Third, you should approach your litigation plan for the Commitments as seriously and thoroughly as you approach every other aspect of the case. As soon as you know that the parties may choose to litigate Commitments, evaluate how that plan impacts potential testimony and evidence for trial. Map out how to identify and fill the requirements for a winning record early on during agency review so that you are prepared to litigate the Commitments if needed.

Fourth, recognize that not every potential antitrust concern requires that the parties offer a Commitment. You might conclude that the government has a weak case in certain respects (e.g., particular product or geographic markets) and decide to litigate those without proposing any Commitment.

Fifth, if the agency is willing to engage, work with it in good faith. As in any civil litigation, courts expect the parties to have attempted to resolve issues on their own. Maintain a comprehensive record of agency interaction and, if the agency is unwilling to engage further, be ready to finish designing Commitments without its input so that you can present the Commitments in court.

Sixth, if you are agreeing to a divestiture, include as much of the overlap business as needed to prevent a substantial lessening of competition. This often includes the individuals who are closest to the divested business and who will be critical to its success. These key employees should be under the tent as soon as possible so that they are accurately informed. Incorporating their feedback on the scope of the divestiture will also help ensure that they are confident that the businesses or assets being spun off include what they need to compete successfully post-merger.

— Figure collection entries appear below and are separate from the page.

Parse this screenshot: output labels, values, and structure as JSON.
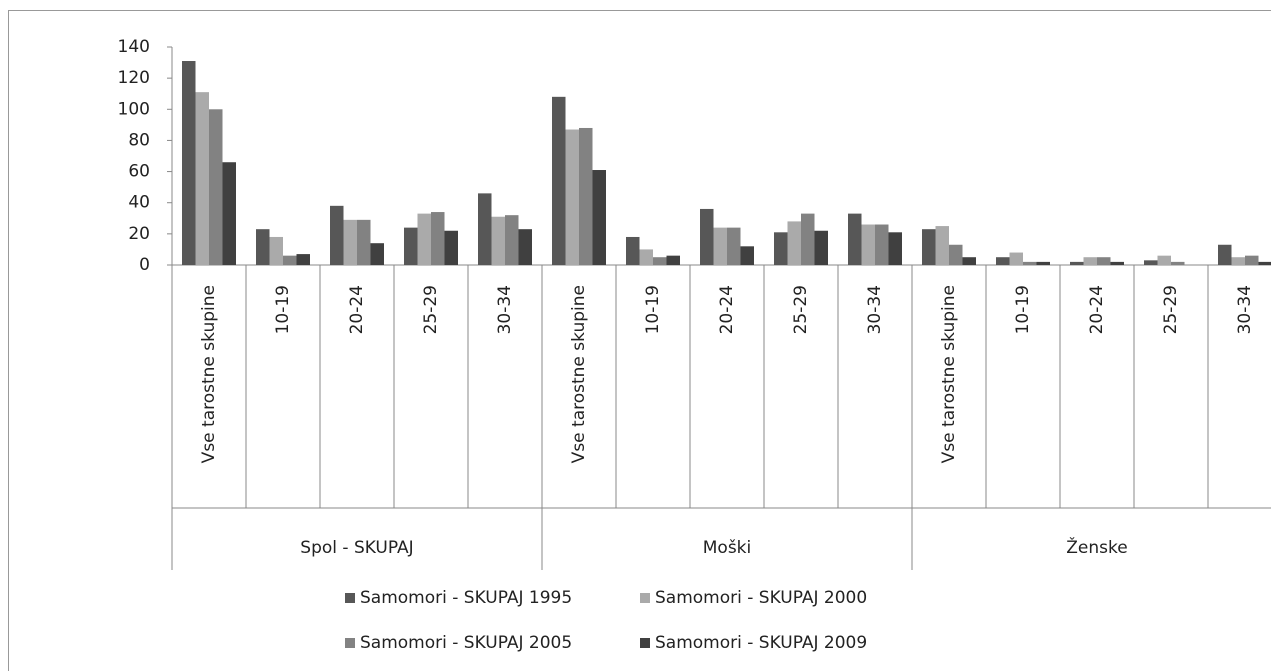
{
  "chart_data": {
    "type": "bar",
    "categories": [
      "Vse tarostne skupine",
      "10-19",
      "20-24",
      "25-29",
      "30-34",
      "Vse tarostne skupine",
      "10-19",
      "20-24",
      "25-29",
      "30-34",
      "Vse tarostne skupine",
      "10-19",
      "20-24",
      "25-29",
      "30-34"
    ],
    "category_groups": [
      "Spol - SKUPAJ",
      "Moški",
      "Ženske"
    ],
    "series": [
      {
        "name": "Samomori - SKUPAJ 1995",
        "color": "#575757",
        "values": [
          131,
          23,
          38,
          24,
          46,
          108,
          18,
          36,
          21,
          33,
          23,
          5,
          2,
          3,
          13
        ]
      },
      {
        "name": "Samomori - SKUPAJ 2000",
        "color": "#aaaaaa",
        "values": [
          111,
          18,
          29,
          33,
          31,
          87,
          10,
          24,
          28,
          26,
          25,
          8,
          5,
          6,
          5
        ]
      },
      {
        "name": "Samomori - SKUPAJ 2005",
        "color": "#828282",
        "values": [
          100,
          6,
          29,
          34,
          32,
          88,
          5,
          24,
          33,
          26,
          13,
          2,
          5,
          2,
          6
        ]
      },
      {
        "name": "Samomori - SKUPAJ 2009",
        "color": "#404040",
        "values": [
          66,
          7,
          14,
          22,
          23,
          61,
          6,
          12,
          22,
          21,
          5,
          2,
          2,
          0,
          2
        ]
      }
    ],
    "ylim": [
      0,
      140
    ],
    "yticks": [
      0,
      20,
      40,
      60,
      80,
      100,
      120,
      140
    ],
    "grid": false
  }
}
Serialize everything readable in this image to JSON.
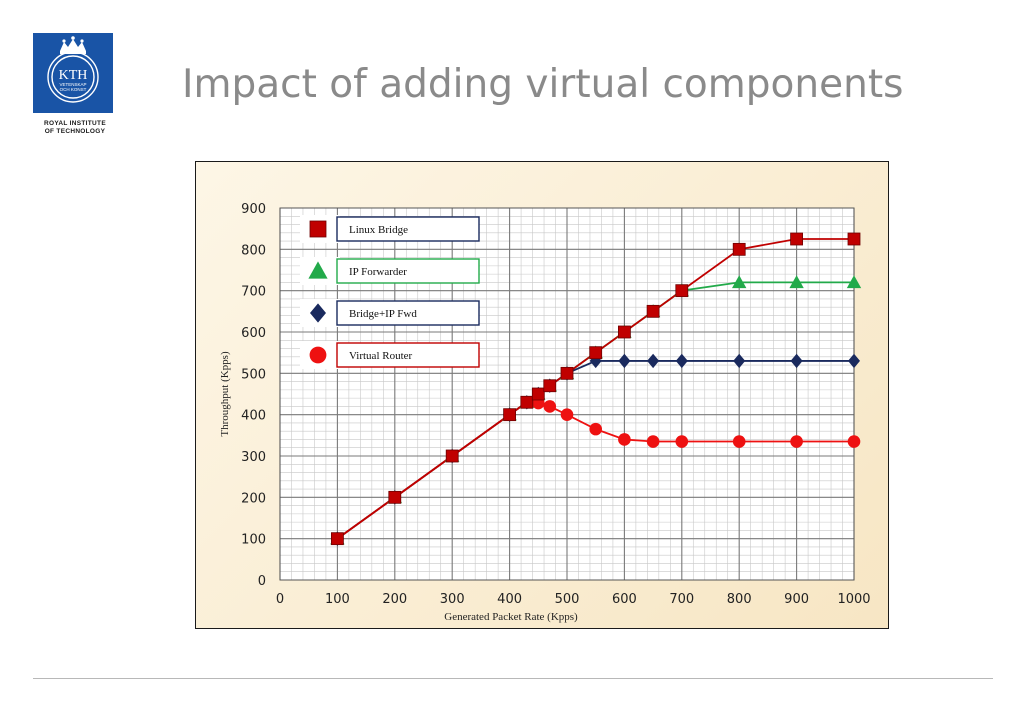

Seventh, when divesting assets, choose a buyer that plans to compete using the assets and can be shown to be capable of doing so, recognizing that a divestiture business often includes an experienced management team as noted above. Do not assume that the highest bidder is always the most qualified from a competitive standpoint. The buyer itself will be a key participant in litigation. It must be satisfied with the assets and have a plan and resources to compete effectively. And the buyer should have as few ongoing entanglements with the merged firm as possible, though courts recognize that transition service agreements, supply agreements, and the like are often appropriate.

Eighth, lock down the terms of your Commitments as early as possible. Courts may be sympathetic to an agency’s argument that it should not have to litigate against a moving target. Terms of a Commitment announced either before or soon after a complaint is filed are more likely to be considered than those announced at the eleventh hour as in Ardagh. In multijurisdictional transactions, promptly determining the parameters of Commitments also lessens the chance that they will throw a wrench into review and clearance by foreign agencies. If some terms are variable—such as how long a buyer will rely on a supply agreement—make it clear that the flexibility creates helpful optionality, not uncertainty.

Ninth, just because you begin litigating, you should not rule out the possibility of settling the case. For example, despite previously rejecting proffered settlements, the DOJ ultimately settled its concerns with the ASSA ABLOY/Spectrum Brands merger during trial.

* * *

Identifying when Commitments are needed to address competitive concerns and determining how to design and defend them remain essential skills for helping clients get the deal done. This is especially true today as the agencies have become reluctant to settle and instead choose to litigate mergers. For instance, one case to watch is the challenge to the Kroger/Albertsons merger by the FTC and various state attorneys general, where the defendants have agreed to divest hundreds of supermarkets in overlap areas. Structuring and, if needed, litigating these sorts of Commitments will continue to be crucial tools to advocate for merger parties.

The authors would like to thank John Graham and Aaron Jaslove for their assistance with this article.